On Biasing Transformer Attention Towards Monotonicity
This work addresses the challenge of improving monotonic alignment in NLP tasks like grapheme-to-phoneme conversion, but it is incremental as it builds on existing methods with specialized attention functions.
The authors tackled the problem of encouraging monotonic attention behavior in sequence-to-sequence tasks by introducing a monotonicity loss function compatible with standard attention mechanisms, achieving largely monotonic behavior with mixed performance results including larger gains over RNN baselines but limited benefits for transformer multihead attention.
Many sequence-to-sequence tasks in natural language processing are roughly monotonic in the alignment between source and target sequence, and previous work has facilitated or enforced learning of monotonic attention behavior via specialized attention functions or pretraining.

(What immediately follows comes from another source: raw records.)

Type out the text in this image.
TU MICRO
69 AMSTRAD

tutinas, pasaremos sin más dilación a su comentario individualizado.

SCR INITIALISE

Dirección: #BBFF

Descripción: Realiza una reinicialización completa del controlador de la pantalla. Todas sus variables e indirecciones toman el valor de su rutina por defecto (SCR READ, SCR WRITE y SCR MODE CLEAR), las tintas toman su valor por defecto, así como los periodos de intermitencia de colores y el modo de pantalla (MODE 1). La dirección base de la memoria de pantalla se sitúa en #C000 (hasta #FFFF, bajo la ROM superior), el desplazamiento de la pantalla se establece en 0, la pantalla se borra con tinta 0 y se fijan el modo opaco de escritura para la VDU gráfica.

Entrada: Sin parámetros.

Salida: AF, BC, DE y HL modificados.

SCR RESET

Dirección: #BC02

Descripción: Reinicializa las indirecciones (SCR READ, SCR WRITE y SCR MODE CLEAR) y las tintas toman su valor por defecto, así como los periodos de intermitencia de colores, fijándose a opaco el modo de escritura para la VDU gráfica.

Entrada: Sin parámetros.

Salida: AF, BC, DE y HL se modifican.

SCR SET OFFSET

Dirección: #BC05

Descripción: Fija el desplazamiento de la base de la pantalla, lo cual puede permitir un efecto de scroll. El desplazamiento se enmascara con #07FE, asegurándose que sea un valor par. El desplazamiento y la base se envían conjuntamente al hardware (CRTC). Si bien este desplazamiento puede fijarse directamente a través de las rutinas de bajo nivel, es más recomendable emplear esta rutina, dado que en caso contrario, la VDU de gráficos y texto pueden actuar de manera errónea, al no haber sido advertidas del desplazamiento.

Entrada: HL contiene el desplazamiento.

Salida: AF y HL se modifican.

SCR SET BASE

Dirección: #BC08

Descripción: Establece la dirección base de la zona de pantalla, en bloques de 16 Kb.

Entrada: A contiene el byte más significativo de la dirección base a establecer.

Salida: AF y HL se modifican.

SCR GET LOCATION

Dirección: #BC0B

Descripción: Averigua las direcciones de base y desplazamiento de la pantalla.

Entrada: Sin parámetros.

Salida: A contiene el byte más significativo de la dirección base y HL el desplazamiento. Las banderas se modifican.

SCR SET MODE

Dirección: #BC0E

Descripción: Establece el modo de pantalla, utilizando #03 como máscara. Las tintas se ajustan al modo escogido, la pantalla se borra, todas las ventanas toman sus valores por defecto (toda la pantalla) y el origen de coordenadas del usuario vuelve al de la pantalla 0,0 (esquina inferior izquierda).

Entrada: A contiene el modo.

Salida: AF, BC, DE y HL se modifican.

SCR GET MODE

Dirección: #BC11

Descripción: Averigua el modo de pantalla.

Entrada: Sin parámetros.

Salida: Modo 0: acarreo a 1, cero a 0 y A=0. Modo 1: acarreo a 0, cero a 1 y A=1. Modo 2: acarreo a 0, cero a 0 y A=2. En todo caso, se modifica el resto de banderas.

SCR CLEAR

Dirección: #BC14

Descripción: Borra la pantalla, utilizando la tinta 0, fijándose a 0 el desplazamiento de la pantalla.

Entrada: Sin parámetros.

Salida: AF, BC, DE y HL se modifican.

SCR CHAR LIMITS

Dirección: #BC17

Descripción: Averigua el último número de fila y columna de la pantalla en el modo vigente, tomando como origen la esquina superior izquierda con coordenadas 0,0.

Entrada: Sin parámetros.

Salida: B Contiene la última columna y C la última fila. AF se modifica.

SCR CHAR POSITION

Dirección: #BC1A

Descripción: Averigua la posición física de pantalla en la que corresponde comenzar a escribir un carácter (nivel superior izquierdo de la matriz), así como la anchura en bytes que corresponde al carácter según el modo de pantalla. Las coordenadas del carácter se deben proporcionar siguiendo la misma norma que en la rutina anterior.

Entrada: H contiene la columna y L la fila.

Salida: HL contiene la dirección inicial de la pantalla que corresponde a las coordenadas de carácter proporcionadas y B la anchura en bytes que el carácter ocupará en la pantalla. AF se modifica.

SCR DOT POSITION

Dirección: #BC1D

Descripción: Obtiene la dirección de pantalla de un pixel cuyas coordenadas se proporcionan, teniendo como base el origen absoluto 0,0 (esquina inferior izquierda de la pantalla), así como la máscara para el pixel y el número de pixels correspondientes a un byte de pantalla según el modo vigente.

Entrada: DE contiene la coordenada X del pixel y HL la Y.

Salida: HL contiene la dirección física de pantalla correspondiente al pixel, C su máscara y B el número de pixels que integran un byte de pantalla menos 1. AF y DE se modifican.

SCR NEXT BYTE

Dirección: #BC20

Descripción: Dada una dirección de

In this work, we introduce a monotonicity loss function that is compatible with standard attention mechanisms and test it on several sequence-to-sequence tasks: grapheme-to-phoneme conversion, morphological inflection, transliteration, and dialect normalization. Experiments show that we can achieve largely monotonic behavior. Performance is mixed, with larger gains on top of RNN baselines. General monotonicity does not benefit transformer multihead attention, however, we see isolated improvements when only a subset of heads is biased towards monotonic behavior.